Two federal district court decisions touched on but did not decide the Padilla retroactivity issue.
The petitioner in Haddad brought an ineffective assistance claim under Padilla arguing that he was not informed by his attorney of the immigration consequences of his misdemeanor drug conviction. The court rejected this claim, finding that the petitioner failed to establish both prongs of the ineffective assistance rubric. Because the prevailing professional standards at the time of the petitioner’s conviction – 1997 – did not require a Padilla-style notice, the court concluded that counsel’s performance was not deficient under the first IAC prong. In doing so, the court noted in passing that Padilla would most likely not apply retroactively, relying on Teague v. Lane, but offered little if any analysis as to why that would be the case, aside from its citation to Teague. Even assuming that Padilla did apply retroactively, the court concluded that the petitioner couldn’t establish the second prejudice prong for postconviction relief.

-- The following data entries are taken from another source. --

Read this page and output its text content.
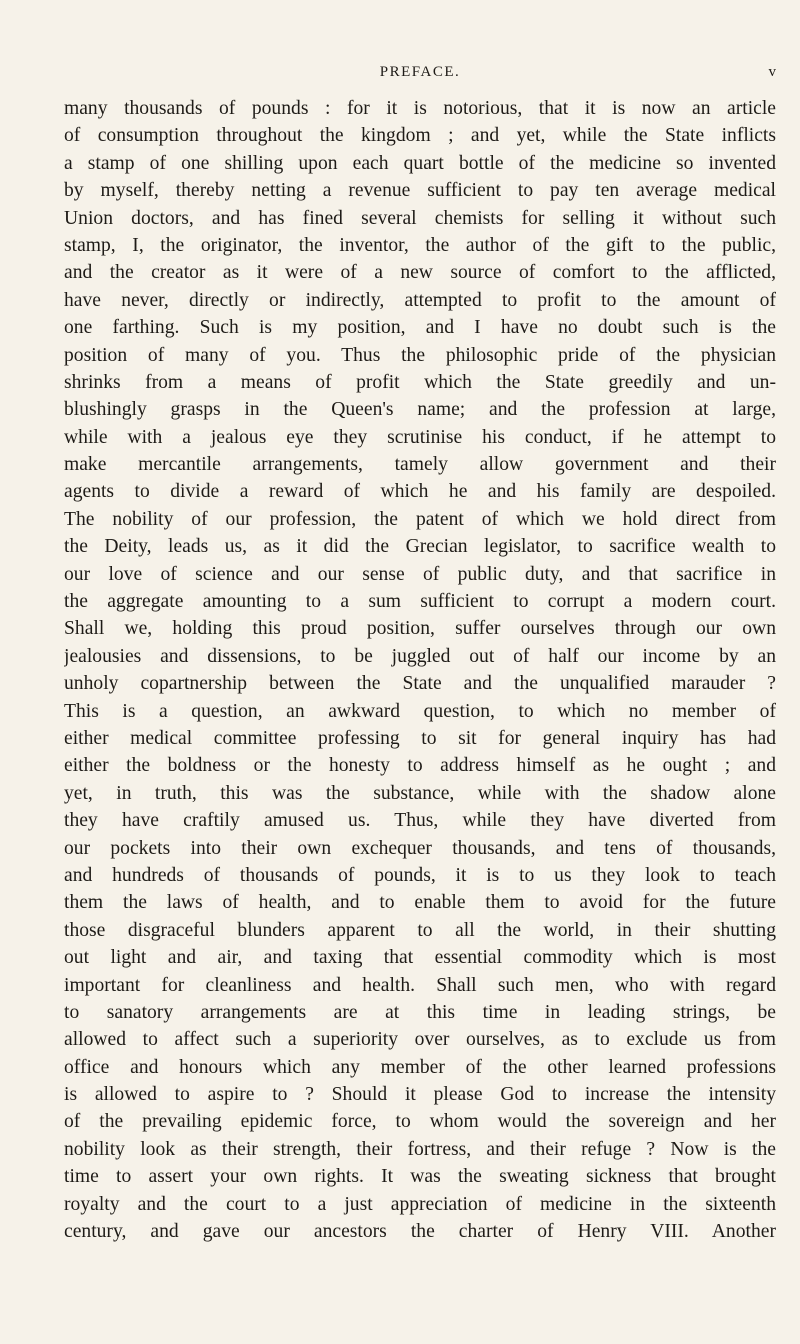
PREFACE.	v
many thousands of pounds : for it is notorious, that it is now an article
of consumption throughout the kingdom ; and yet, while the State inflicts
a stamp of one shilling upon each quart bottle of the medicine so invented
by myself, thereby netting a revenue sufficient to pay ten average medical
Union doctors, and has fined several chemists for selling it without such
stamp, I, the originator, the inventor, the author of the gift to the public,
and the creator as it were of a new source of comfort to the afflicted,
have never, directly or indirectly, attempted to profit to the amount of
one farthing. Such is my position, and I have no doubt such is the
position of many of you. Thus the philosophic pride of the physician
shrinks from a means of profit which the State greedily and un-
blushingly grasps in the Queen's name; and the profession at large,
while with a jealous eye they scrutinise his conduct, if he attempt to
make mercantile arrangements, tamely allow government and their
agents to divide a reward of which he and his family are despoiled.
The nobility of our profession, the patent of which we hold direct from
the Deity, leads us, as it did the Grecian legislator, to sacrifice wealth to
our love of science and our sense of public duty, and that sacrifice in
the aggregate amounting to a sum sufficient to corrupt a modern court.
Shall we, holding this proud position, suffer ourselves through our own
jealousies and dissensions, to be juggled out of half our income by an
unholy copartnership between the State and the unqualified marauder ?
This is a question, an awkward question, to which no member of
either medical committee professing to sit for general inquiry has had
either the boldness or the honesty to address himself as he ought ; and
yet, in truth, this was the substance, while with the shadow alone
they have craftily amused us. Thus, while they have diverted from
our pockets into their own exchequer thousands, and tens of thousands,
and hundreds of thousands of pounds, it is to us they look to teach
them the laws of health, and to enable them to avoid for the future
those disgraceful blunders apparent to all the world, in their shutting
out light and air, and taxing that essential commodity which is most
important for cleanliness and health. Shall such men, who with regard
to sanatory arrangements are at this time in leading strings, be
allowed to affect such a superiority over ourselves, as to exclude us from
office and honours which any member of the other learned professions
is allowed to aspire to ? Should it please God to increase the intensity
of the prevailing epidemic force, to whom would the sovereign and her
nobility look as their strength, their fortress, and their refuge ? Now is the
time to assert your own rights. It was the sweating sickness that brought
royalty and the court to a just appreciation of medicine in the sixteenth
century, and gave our ancestors the charter of Henry VIII. Another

In Aguilar-Lopez, the court noted that the defendant might have a shot at successfully challenging his prior state court convictions if Padilla applied retroactively but concluded that the proper forum for such a challenge would be in state court, essentially rendering the Padilla retroactivity issue moot.
ALSO, the New York Law Journal published a piece last week about the split among courts on whether to apply Padilla retroactively.